El resto de la clase no hay música; sólo conocimiento. La pluma escribe con rudeza. Un poco de color sobre la hoja. Apuntes, diagramas, rayones. Posteriormente me detengo y miro el salón. Observo a mis compañeros y hago un prejuicio sobre ellos. El sabelotodo, la chica bonita, la intelectual, el gay, el que no sabe cómo llegó ahí, las víboras, las serpientes, las zuripantas, el antisocial, la puta, la nalgona, la fea, el chico cool, los derechistas, los izquierdistas, los borregos, el estudioso y toda esa diversidad que se mantiene dividida y que haría sonreír a Maquiavelo. Falta el rarito mamón. pero no hay espejos para verlos a todos. [cacofonía].
Ya aprendí que en el proceso de la comunicación la energía utilizada es ecológica. Del otro lado a manera de respuesta la energía generada es mayor. Sentido común.
En el final la música regresa a mis oídos y regreso sobre mis pasos. Pocas veces lo hago en un transporte. Sigo con la vista fija en mis pies mientras las melodías suenan una tras otra.

Reflexión
: Todos los días son diferentes, de ahí que la monotonía...

Me está saliendo sangre...
..

09/02/10

Sonidos del corazón azul

Me gusta mucho la música y me encanta hablar de ella. Bob Dylan dice:
Todo en mi vida es música
Y en un fragmento de la canción Bleed de Cold dice:
My love is music
I will marry melody
Estoy plenamente identificado con estas dos frases. Y ahora no quiero hablar de algo en concreto, sólo quiero dejar fluir las palabras. Acabo de descargar el primer álbum de Sounds of the Blue Heart y me recuerda mucho a mis tiempos de Gandhi. La razón es porque en esa época es cuándo los escuché por primera vez y mi jefe me dijo que sonaba muco a Human Drama. Ahora ya los conozco mejor y pues sinceramente si me gustan mucho. Ya me siento mejor. También descargué un nuevo material de El Perro del Mar pero aún no lo he escuchado. Quizá mañana o cualquier otro día.

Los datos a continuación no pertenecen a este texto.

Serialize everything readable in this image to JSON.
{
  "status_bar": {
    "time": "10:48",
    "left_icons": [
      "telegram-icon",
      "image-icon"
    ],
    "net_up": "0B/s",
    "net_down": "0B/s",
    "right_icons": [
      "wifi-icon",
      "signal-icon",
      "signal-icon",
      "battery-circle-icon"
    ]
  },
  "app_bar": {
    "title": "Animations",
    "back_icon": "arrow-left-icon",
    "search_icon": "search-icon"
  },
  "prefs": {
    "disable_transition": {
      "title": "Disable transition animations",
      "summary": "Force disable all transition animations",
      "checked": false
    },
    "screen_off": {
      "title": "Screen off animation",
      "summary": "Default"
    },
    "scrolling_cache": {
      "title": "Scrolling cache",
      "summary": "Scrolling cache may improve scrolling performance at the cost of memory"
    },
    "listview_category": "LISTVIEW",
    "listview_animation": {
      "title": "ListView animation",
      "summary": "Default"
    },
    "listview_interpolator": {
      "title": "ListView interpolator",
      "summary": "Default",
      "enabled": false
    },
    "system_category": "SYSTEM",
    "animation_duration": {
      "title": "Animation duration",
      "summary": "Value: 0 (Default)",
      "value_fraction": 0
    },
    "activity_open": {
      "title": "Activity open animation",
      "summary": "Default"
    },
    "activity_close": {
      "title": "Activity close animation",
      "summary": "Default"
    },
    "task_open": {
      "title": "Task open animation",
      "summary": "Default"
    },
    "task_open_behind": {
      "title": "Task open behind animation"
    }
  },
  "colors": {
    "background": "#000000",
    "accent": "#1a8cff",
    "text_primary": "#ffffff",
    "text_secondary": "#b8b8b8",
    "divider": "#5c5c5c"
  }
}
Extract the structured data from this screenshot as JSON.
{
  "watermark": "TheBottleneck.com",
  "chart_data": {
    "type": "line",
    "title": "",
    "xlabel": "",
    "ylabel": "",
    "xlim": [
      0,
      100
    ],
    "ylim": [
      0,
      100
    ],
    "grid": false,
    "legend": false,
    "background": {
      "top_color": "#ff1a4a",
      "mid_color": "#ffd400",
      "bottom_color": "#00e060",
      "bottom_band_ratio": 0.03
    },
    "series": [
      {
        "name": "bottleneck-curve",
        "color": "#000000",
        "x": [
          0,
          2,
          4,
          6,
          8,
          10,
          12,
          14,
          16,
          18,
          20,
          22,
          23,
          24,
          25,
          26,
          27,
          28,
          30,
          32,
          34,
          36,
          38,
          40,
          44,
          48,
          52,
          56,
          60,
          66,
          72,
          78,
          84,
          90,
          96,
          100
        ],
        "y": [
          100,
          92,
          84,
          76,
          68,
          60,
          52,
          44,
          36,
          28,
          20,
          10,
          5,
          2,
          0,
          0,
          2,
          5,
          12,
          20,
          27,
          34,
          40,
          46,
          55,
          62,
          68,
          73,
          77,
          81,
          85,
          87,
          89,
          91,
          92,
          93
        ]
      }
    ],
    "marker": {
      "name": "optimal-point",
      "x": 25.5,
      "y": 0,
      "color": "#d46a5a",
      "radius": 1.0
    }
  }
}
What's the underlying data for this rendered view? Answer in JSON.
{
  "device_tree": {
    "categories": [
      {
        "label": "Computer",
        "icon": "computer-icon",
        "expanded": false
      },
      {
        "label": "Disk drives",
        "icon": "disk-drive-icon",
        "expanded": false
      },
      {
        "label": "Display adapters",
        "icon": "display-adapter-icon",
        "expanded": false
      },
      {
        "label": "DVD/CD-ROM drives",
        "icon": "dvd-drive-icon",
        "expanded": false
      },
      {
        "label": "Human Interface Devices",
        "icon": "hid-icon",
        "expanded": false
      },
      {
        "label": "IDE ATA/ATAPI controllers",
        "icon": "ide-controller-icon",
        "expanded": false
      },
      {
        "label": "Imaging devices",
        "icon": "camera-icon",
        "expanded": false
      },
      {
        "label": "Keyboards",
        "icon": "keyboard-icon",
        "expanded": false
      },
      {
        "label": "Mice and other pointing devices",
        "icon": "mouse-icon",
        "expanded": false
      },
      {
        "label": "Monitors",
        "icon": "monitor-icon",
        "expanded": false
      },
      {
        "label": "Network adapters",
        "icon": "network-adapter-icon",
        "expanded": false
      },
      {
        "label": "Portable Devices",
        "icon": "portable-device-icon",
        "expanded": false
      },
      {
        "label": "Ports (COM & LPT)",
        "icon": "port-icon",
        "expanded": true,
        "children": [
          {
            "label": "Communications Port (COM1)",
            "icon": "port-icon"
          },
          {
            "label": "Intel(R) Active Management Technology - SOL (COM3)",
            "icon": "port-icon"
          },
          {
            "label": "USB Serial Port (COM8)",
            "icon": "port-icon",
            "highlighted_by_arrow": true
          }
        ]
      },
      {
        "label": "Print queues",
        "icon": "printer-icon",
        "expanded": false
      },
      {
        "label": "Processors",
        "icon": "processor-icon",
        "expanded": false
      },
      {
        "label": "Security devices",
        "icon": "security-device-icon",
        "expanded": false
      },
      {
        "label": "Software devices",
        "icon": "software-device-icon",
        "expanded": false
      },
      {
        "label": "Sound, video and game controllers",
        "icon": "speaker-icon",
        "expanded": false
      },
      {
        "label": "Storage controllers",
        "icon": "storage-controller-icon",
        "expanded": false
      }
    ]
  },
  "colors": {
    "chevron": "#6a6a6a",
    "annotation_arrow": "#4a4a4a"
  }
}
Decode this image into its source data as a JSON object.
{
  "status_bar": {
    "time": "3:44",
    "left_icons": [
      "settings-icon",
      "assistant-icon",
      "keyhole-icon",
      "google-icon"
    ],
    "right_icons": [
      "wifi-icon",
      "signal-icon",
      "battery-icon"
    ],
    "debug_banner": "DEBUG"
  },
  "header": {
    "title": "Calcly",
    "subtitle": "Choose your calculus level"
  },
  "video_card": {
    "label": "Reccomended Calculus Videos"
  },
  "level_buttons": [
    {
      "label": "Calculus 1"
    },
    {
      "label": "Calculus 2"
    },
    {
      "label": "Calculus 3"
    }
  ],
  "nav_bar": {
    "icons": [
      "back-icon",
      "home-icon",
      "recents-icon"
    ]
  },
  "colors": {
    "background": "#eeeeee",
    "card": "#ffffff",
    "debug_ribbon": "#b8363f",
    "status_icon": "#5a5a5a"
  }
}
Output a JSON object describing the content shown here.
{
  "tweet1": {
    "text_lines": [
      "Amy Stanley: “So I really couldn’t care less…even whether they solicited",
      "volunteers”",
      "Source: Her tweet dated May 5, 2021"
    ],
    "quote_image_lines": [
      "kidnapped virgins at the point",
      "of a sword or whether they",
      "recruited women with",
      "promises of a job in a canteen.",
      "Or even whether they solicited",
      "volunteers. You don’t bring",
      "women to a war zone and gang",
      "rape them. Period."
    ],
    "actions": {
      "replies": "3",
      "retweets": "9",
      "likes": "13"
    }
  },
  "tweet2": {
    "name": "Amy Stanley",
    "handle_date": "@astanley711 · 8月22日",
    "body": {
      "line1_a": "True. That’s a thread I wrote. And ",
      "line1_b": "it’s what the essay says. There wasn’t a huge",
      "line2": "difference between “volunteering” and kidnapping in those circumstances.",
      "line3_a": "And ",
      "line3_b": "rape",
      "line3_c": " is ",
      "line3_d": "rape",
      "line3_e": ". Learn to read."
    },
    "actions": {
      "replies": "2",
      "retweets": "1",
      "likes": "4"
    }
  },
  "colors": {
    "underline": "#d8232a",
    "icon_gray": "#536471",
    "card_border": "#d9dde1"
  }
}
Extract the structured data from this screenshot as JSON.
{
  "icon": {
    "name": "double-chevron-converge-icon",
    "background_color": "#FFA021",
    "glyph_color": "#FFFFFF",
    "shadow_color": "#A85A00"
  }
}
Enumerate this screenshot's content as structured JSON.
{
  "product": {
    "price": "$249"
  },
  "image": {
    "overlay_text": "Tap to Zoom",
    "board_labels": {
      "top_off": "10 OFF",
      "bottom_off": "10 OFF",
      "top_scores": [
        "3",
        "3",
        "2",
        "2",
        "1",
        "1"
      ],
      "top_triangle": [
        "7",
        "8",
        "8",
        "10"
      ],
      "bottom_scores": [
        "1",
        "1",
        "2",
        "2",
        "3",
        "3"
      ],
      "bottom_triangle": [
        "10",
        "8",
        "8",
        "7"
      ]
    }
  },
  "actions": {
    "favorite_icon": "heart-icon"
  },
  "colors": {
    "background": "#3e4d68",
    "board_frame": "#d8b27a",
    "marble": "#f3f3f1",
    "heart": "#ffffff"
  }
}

Tengo que conseguir unos libros de Manuel Martín Serrano, hablan muy bien de él en la Facultad y pues ya veremos de que lado masca la iguana; tengo una novela inconclusa que me la paso reescribiendo y a veces pienso que jamás voy a estar satisfecho con lo que encierra toda la ambiciosa historia. He llegado a creer que moriré sin publicarla por casarme con la idea de que no es lo suficientemen buena. Aunque las pocas personas cercanas que se han atrevido a darle una hojeada han dicho que es excelentísima y quieren verla terminada pronto para disfrutarla. Yo también ya quiero verla finalizada pero les juro que cada día se me ocurre algo nuevo que agregarle a la historia y ya no paro de escribir.

Hace mucho que no mezclo y tengo ganas, quizá lo haga el fin de semana. También siento mucho [censurado].

Mi mente se ocupa de muchas cosas y luego se me escapan otras. Eso no quiere decir que no sean importantes. En serio que ya me siento mejor. Dejo unas imágenes de gente que admiro y por consiguiente respeto. Carpe diem.